The availability, range, cost and quality of food in Western
societies have never been more favourable, yet food is also the
focus of a great deal of anxiety. There are concerns that our
current diets will mean we will get steadily fatter and more
unhealthy while consuming 'junk food', with consequences for our
quality of life, our children's behaviour and even the
environment.
This book challenges these ideas and places the food debate in a
wider context. As the political imagination and the scope of social
policy have narrowed, the focus on the personal and corporeal has
filled this gap, creating an inward, individualised perspective
that breeds a personal sense of vulnerability and distracts from
issues of broader social importance.
The book also examines the current use of 'food as metaphor' - the
way that 'bad food' and obesity, for example, have become code
words for an elite disdain for the masses, implicitly promoting the
idea that the consequences of poverty are the fault of the poor,
and that a solution to the problems of social inequality lies in
the consumption of five fruit and veg a day.

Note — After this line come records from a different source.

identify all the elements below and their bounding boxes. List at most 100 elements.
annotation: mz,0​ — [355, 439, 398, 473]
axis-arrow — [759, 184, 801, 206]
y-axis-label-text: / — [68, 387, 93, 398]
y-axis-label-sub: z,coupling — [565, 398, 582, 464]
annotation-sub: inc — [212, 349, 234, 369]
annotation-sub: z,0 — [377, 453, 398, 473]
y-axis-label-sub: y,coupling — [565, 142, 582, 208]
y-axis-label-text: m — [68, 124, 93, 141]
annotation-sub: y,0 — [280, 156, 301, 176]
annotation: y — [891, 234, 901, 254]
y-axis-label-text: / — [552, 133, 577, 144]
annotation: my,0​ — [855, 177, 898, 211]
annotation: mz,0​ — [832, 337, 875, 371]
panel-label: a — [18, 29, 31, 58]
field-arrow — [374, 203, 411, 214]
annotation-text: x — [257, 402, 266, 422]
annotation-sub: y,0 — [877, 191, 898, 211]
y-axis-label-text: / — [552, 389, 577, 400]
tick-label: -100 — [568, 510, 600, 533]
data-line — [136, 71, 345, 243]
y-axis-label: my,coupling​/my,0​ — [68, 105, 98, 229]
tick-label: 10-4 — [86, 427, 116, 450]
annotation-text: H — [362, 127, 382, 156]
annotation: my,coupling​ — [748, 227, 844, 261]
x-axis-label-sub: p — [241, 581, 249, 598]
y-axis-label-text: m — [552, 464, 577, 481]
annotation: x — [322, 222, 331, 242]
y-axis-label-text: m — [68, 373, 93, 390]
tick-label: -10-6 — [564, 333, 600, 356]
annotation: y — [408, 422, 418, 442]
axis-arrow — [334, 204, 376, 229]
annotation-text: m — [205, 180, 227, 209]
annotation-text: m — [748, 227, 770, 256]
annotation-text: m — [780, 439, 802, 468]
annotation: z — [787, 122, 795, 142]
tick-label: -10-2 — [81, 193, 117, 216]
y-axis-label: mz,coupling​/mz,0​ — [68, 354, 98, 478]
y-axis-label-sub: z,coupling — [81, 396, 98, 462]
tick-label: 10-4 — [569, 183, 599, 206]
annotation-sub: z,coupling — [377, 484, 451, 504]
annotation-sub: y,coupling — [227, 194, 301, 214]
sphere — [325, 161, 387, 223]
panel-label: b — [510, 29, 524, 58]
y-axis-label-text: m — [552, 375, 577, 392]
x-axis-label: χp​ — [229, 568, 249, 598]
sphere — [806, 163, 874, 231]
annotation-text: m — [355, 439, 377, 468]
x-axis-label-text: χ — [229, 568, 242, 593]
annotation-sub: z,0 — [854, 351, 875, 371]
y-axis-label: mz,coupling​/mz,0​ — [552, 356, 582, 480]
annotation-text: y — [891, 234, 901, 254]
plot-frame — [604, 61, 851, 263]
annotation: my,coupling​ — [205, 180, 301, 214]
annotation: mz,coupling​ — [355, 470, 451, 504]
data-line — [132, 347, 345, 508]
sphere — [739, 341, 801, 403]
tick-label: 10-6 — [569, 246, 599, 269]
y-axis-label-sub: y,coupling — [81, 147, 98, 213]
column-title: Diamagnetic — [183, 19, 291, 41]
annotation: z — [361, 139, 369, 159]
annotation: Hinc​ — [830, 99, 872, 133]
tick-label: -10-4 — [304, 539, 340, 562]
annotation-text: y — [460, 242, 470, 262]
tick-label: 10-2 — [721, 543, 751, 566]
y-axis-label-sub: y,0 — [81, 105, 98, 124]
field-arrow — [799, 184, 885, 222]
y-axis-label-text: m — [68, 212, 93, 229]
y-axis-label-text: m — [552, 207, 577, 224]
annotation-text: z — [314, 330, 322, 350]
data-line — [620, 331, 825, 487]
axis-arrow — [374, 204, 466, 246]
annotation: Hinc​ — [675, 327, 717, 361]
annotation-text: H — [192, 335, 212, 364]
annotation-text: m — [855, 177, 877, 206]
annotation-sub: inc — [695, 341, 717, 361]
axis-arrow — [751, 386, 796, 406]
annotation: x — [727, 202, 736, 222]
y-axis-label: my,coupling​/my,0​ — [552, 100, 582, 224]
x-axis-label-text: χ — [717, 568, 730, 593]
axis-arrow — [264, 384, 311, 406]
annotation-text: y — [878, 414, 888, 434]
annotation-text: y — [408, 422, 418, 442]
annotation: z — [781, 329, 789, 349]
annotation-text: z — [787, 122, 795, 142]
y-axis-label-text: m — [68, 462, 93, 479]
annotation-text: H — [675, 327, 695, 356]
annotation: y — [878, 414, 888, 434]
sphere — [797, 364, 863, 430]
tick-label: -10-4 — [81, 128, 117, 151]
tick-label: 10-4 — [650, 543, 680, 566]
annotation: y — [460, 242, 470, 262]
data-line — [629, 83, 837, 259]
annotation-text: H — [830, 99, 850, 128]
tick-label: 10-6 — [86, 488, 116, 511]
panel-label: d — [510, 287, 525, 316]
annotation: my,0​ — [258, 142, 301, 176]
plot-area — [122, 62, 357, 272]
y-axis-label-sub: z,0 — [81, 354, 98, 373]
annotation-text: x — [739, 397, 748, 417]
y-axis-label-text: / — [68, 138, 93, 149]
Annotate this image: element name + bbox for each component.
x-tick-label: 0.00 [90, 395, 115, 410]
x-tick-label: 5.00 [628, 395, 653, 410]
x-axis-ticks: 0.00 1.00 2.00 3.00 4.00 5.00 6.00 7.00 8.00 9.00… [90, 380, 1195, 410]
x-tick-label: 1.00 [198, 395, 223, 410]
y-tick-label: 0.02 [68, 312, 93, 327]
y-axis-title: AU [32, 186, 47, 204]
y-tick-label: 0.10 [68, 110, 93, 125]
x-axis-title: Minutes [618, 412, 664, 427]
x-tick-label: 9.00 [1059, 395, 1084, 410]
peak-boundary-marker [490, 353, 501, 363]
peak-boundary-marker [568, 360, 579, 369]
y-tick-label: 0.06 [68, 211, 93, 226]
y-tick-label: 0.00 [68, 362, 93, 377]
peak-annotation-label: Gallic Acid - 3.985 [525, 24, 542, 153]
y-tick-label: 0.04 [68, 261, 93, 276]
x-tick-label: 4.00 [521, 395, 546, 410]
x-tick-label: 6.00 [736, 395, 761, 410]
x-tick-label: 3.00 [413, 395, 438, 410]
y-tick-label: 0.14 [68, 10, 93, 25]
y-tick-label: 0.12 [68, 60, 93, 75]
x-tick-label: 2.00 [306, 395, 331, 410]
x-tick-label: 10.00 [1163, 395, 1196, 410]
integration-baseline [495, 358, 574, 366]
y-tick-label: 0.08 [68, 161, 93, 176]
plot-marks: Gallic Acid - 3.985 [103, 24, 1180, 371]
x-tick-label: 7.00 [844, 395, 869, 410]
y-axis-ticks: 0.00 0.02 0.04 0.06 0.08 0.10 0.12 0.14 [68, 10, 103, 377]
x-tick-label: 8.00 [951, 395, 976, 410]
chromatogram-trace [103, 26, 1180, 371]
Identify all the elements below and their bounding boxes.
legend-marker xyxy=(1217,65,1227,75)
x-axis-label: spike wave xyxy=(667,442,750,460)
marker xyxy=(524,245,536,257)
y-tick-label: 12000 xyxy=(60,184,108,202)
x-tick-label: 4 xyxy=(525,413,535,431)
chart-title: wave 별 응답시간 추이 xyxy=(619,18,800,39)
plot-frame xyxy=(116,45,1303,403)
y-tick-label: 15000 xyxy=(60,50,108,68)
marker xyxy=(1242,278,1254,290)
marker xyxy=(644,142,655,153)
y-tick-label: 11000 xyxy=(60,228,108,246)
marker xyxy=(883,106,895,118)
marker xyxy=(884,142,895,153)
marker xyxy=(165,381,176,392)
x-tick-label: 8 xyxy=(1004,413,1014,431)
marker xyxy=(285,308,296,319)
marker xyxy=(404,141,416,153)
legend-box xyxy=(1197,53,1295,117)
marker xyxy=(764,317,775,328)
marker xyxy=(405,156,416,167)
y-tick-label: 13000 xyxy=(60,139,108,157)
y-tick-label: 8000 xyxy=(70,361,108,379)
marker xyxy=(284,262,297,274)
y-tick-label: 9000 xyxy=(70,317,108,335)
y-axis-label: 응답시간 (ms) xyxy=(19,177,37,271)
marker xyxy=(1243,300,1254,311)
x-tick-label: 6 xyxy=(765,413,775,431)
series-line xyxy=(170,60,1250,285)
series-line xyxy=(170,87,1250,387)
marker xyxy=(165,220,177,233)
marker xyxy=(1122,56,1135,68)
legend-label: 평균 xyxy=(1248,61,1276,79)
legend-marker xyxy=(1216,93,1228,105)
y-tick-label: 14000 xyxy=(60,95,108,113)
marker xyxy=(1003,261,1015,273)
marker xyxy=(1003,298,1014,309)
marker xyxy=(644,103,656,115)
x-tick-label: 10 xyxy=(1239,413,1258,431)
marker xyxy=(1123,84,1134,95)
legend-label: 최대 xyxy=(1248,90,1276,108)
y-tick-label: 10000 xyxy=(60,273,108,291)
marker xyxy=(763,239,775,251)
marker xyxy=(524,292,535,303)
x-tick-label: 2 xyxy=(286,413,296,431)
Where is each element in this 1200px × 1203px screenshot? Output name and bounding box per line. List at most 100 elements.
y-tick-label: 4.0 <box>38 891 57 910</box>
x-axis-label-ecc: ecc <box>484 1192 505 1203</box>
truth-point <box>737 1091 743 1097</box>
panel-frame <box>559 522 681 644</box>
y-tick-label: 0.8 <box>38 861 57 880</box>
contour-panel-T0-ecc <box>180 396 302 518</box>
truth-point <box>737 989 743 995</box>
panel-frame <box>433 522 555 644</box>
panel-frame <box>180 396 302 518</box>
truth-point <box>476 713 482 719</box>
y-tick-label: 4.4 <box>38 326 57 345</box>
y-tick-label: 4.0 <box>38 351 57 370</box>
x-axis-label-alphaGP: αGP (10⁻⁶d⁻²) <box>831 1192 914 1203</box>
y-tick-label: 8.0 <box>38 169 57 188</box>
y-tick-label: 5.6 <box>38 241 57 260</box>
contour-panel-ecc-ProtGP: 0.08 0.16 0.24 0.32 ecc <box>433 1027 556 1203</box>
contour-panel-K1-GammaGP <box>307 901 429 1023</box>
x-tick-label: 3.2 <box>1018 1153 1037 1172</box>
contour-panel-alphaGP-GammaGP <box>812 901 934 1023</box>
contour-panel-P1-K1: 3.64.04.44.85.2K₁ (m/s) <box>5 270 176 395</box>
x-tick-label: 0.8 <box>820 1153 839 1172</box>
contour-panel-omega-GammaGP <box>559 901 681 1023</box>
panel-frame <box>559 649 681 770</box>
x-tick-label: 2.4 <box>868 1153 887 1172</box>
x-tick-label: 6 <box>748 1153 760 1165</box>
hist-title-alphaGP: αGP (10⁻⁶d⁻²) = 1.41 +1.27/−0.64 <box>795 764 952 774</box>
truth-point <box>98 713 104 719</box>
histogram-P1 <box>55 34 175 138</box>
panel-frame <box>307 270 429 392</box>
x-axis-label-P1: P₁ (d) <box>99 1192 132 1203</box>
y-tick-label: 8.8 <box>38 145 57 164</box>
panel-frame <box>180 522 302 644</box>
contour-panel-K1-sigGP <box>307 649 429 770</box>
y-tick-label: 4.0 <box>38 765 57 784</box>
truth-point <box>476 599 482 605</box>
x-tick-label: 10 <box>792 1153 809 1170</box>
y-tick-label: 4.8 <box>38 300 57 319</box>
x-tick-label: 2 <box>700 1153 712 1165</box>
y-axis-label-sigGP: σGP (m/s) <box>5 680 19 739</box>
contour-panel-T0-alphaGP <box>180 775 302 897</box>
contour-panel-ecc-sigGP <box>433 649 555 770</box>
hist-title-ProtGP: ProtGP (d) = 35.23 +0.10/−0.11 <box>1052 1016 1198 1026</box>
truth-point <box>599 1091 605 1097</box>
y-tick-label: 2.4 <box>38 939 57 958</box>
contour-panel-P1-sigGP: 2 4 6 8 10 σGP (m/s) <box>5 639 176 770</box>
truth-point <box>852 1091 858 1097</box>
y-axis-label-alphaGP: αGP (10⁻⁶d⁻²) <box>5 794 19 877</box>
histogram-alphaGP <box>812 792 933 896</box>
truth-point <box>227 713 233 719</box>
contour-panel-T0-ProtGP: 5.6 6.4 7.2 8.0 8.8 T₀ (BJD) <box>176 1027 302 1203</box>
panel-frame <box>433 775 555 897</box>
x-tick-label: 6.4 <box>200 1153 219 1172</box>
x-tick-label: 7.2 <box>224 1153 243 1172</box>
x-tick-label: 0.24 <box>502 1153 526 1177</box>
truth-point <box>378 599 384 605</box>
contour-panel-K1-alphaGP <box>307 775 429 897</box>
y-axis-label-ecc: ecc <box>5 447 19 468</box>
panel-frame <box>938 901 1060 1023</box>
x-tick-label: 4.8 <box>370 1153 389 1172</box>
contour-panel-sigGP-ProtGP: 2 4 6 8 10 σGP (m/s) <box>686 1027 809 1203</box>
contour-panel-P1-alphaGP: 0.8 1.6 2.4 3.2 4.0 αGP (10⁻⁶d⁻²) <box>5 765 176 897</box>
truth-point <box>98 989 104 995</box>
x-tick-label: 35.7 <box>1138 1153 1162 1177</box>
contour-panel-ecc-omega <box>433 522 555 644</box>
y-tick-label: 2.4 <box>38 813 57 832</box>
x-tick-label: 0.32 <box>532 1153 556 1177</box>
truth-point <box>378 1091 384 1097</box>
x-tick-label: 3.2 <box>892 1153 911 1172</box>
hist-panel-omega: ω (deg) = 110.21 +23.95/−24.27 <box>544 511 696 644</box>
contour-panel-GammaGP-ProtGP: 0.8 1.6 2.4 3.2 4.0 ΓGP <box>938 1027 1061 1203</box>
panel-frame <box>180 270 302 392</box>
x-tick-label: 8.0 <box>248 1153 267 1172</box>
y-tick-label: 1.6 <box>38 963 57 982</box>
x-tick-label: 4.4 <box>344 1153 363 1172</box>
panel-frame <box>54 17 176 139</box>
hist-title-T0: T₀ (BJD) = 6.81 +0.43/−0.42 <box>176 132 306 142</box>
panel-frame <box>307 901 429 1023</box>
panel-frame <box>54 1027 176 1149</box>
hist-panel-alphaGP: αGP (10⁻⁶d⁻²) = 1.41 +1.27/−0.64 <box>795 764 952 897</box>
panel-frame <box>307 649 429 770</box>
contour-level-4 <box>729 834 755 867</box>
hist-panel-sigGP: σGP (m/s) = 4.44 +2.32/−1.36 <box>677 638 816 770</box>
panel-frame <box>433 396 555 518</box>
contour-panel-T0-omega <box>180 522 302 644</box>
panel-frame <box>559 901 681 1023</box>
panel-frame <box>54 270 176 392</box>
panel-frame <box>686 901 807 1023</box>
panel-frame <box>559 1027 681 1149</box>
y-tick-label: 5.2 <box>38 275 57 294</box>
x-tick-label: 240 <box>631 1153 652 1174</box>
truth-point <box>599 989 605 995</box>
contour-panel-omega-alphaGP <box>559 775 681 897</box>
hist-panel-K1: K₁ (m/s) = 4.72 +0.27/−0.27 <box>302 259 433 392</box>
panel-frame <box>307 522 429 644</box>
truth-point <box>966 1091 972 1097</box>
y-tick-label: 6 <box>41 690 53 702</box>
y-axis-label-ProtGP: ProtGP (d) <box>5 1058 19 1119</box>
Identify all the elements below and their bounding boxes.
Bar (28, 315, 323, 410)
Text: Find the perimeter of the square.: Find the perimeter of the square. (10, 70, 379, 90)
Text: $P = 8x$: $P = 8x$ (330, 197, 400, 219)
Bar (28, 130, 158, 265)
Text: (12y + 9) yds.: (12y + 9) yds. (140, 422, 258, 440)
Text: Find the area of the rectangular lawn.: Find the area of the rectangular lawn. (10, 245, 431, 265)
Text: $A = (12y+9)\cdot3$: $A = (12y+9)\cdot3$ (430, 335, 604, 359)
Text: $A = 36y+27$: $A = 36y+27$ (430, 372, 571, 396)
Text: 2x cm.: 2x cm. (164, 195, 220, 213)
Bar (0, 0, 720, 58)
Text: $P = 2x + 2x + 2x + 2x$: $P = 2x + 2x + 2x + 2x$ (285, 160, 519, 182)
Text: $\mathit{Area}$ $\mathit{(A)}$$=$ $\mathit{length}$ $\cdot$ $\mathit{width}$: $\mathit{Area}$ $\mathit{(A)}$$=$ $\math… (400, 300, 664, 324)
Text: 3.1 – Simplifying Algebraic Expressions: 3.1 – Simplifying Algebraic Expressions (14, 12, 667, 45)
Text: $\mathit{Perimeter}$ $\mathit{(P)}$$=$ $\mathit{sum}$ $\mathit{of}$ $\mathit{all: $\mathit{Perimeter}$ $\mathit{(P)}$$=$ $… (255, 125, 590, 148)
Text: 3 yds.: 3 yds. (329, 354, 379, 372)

The author also discusses how health fears around food are used as
a lever for greater official control of our everyday lives, from
lunchbox inspections and school food crusades, to endless media
health advice and scientifically-dubious 'healthy labelling'
initiatives. The upshot of these connected trends is misplaced
anxiety and wasted effort fixing what, for the most part, does not
need to be fixed. Our modern food system allows us to be healthier
than ever before, while transforming food from fuel into a source
of entertainment, pleasure and choice.